Please talk a bit about your institutional grant (K award) from the National Institutes of Health and what it focused on.
Using Surveillance, Epidemiology, and End Results (SEER)-Medicare data, we looked at the use of supportive therapies for women with breast cancer or people with colorectal cancer. We wanted to understand, in particular, the use of pain management, antidepressants, and antianxiety medications.
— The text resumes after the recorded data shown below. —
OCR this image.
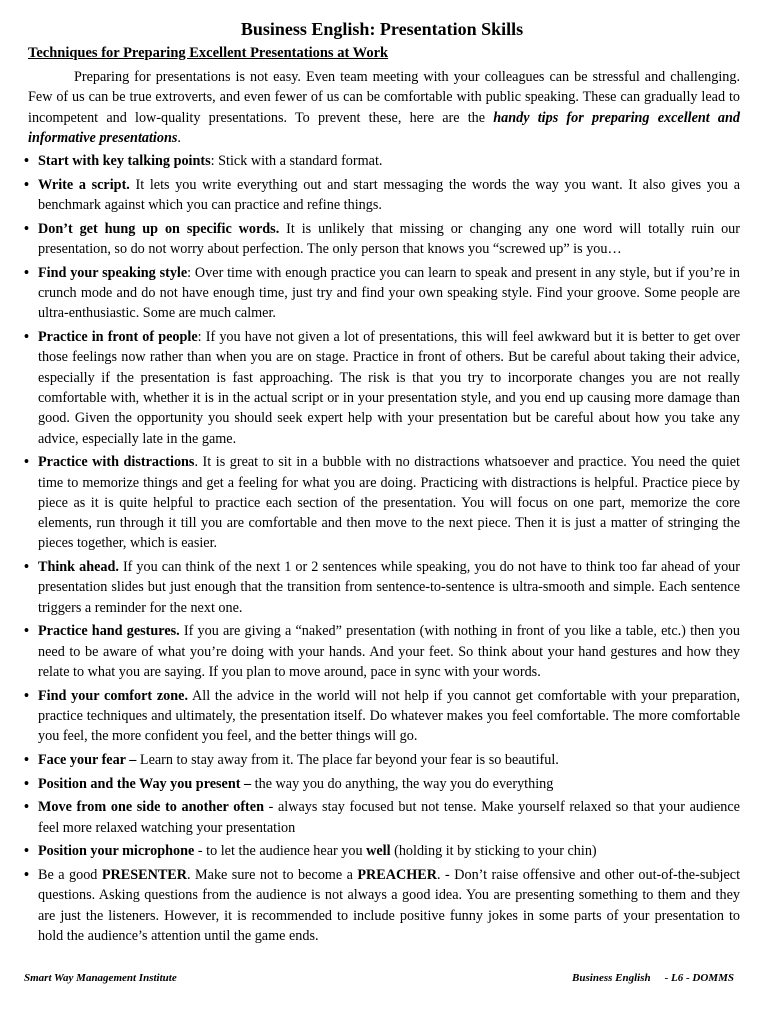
Business English: Presentation Skills
Techniques for Preparing Excellent Presentations at Work

Preparing for presentations is not easy. Even team meeting with your colleagues can be stressful and challenging. Few of us can be true extroverts, and even fewer of us can be comfortable with public speaking. These can gradually lead to incompetent and low-quality presentations. To prevent these, here are the handy tips for preparing excellent and informative presentations.

• Start with key talking points: Stick with a standard format.
• Write a script. It lets you write everything out and start messaging the words the way you want. It also gives you a benchmark against which you can practice and refine things.
• Don’t get hung up on specific words. It is unlikely that missing or changing any one word will totally ruin our presentation, so do not worry about perfection. The only person that knows you “screwed up” is you…
• Find your speaking style: Over time with enough practice you can learn to speak and present in any style, but if you’re in crunch mode and do not have enough time, just try and find your own speaking style. Find your groove. Some people are ultra-enthusiastic. Some are much calmer.
• Practice in front of people: If you have not given a lot of presentations, this will feel awkward but it is better to get over those feelings now rather than when you are on stage. Practice in front of others. But be careful about taking their advice, especially if the presentation is fast approaching. The risk is that you try to incorporate changes you are not really comfortable with, whether it is in the actual script or in your presentation style, and you end up causing more damage than good. Given the opportunity you should seek expert help with your presentation but be careful about how you take any advice, especially late in the game.
• Practice with distractions. It is great to sit in a bubble with no distractions whatsoever and practice. You need the quiet time to memorize things and get a feeling for what you are doing. Practicing with distractions is helpful. Practice piece by piece as it is quite helpful to practice each section of the presentation. You will focus on one part, memorize the core elements, run through it till you are comfortable and then move to the next piece. Then it is just a matter of stringing the pieces together, which is easier.
• Think ahead. If you can think of the next 1 or 2 sentences while speaking, you do not have to think too far ahead of your presentation slides but just enough that the transition from sentence-to-sentence is ultra-smooth and simple. Each sentence triggers a reminder for the next one.
• Practice hand gestures. If you are giving a “naked” presentation (with nothing in front of you like a table, etc.) then you need to be aware of what you’re doing with your hands. And your feet. So think about your hand gestures and how they relate to what you are saying. If you plan to move around, pace in sync with your words.
• Find your comfort zone. All the advice in the world will not help if you cannot get comfortable with your preparation, practice techniques and ultimately, the presentation itself. Do whatever makes you feel comfortable. The more comfortable you feel, the more confident you feel, and the better things will go.
• Face your fear – Learn to stay away from it. The place far beyond your fear is so beautiful.
• Position and the Way you present – the way you do anything, the way you do everything
• Move from one side to another often - always stay focused but not tense. Make yourself relaxed so that your audience feel more relaxed watching your presentation
• Position your microphone - to let the audience hear you well (holding it by sticking to your chin)
• Be a good PRESENTER. Make sure not to become a PREACHER. - Don’t raise offensive and other out-of-the-subject questions. Asking questions from the audience is not always a good idea. You are presenting something to them and they are just the listeners. However, it is recommended to include positive funny jokes in some parts of your presentation to hold the audience’s attention until the game ends.
Smart Way Management Institute	Business English - L6 - DOMMS
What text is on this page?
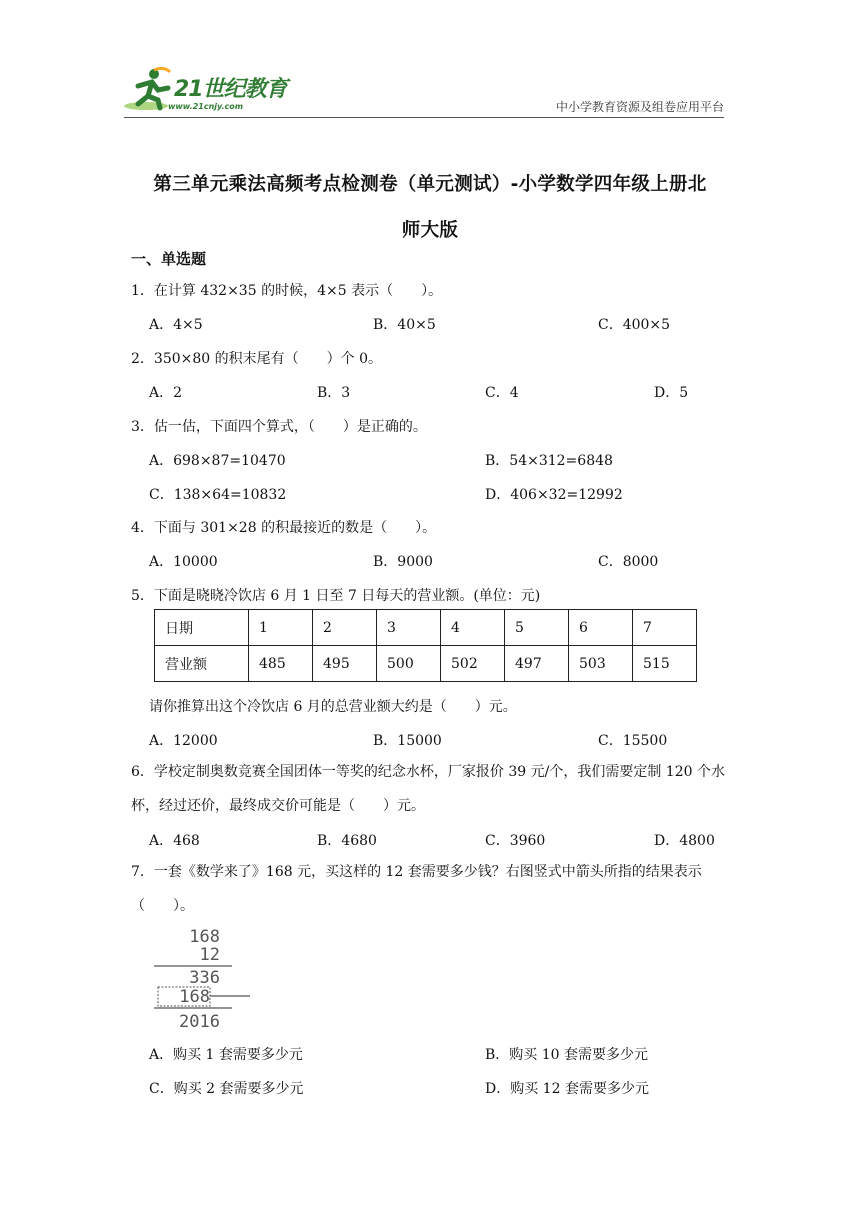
21世纪教育
www.21cnjy.com	中小学教育资源及组卷应用平台
第三单元乘法高频考点检测卷（单元测试）-小学数学四年级上册北
师大版
一、单选题
1．在计算 432×35 的时候，4×5 表示（　　）。
A．4×5	B．40×5	C．400×5
2．350×80 的积末尾有（　　）个 0。
A．2	B．3	C．4	D．5
3．估一估，下面四个算式，（　　）是正确的。
A．698×87=10470	B．54×312=6848
C．138×64=10832	D．406×32=12992
4．下面与 301×28 的积最接近的数是（　　）。
A．10000	B．9000	C．8000
5．下面是晓晓冷饮店 6 月 1 日至 7 日每天的营业额。(单位：元)
日期	1	2	3	4	5	6	7
营业额	485	495	500	502	497	503	515
请你推算出这个冷饮店 6 月的总营业额大约是（　　）元。
A．12000	B．15000	C．15500
6．学校定制奥数竞赛全国团体一等奖的纪念水杯，厂家报价 39 元/个，我们需要定制 120 个水杯，经过还价，最终成交价可能是（　　）元。
A．468	B．4680	C．3960	D．4800
7．一套《数学来了》168 元，买这样的 12 套需要多少钱？右图竖式中箭头所指的结果表示（　　）。
168
12
336
168
2016
A．购买 1 套需要多少元	B．购买 10 套需要多少元
C．购买 2 套需要多少元	D．购买 12 套需要多少元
We published nearly a dozen studies related to medication use among older adults with cancer, stemming from this work. One of the standout papers was led by an advisee of mine, Devon Check, PhD (now Assistant Professor at Duke University), whose work showed significant disparities in the receipt of supportive medications among black women with breast cancer.2 Dr. Check and additional members of the research team are continuing work in this important area today.
Comparative effectiveness research dovetails with the issue of value-based care in oncology. Has comparative effectiveness had an impact on health-care coverage?
Comparative effectiveness is still evolving, and I think there is still concern among some people that when we talk about value as it pertains to cancer therapies, insurance companies might limit choice to consumers. That said, I think the field is really starting to consider the role of value for the products we deliver to patients in a bigger way—not only the comparative effectiveness of a treatment, but also the financial impact of certain therapies.
Physicians are also becoming more aware of issues such as financial toxicity. ASCO in particular has done a commendable job integrating some elements of value and pricing into their guidelines, and I believe will continue to move the field forward in these efforts. As more new cancer therapies become available, measuring cost and clinical value is all the more important. ■
DISCLOSURE: Dr. Dusetzina reported no conflicts of interest.
1. Dusetzina SB, Huskamp HA, Winn AN, et al: Out-of-pocket and health care spending changes for patients using orally administered anticancer therapy after adoption of state parity laws. JAMA Oncol. November 9, 2017 (early release online).
2. Check DK, Samuel CA, Rosenstein DL, et al: Investigation of racial disparities in early supportive medication use and end-of-life care among Medicare beneficiaries with stage IV breast cancer. J Clin Oncol 34:2265-2270, 2016.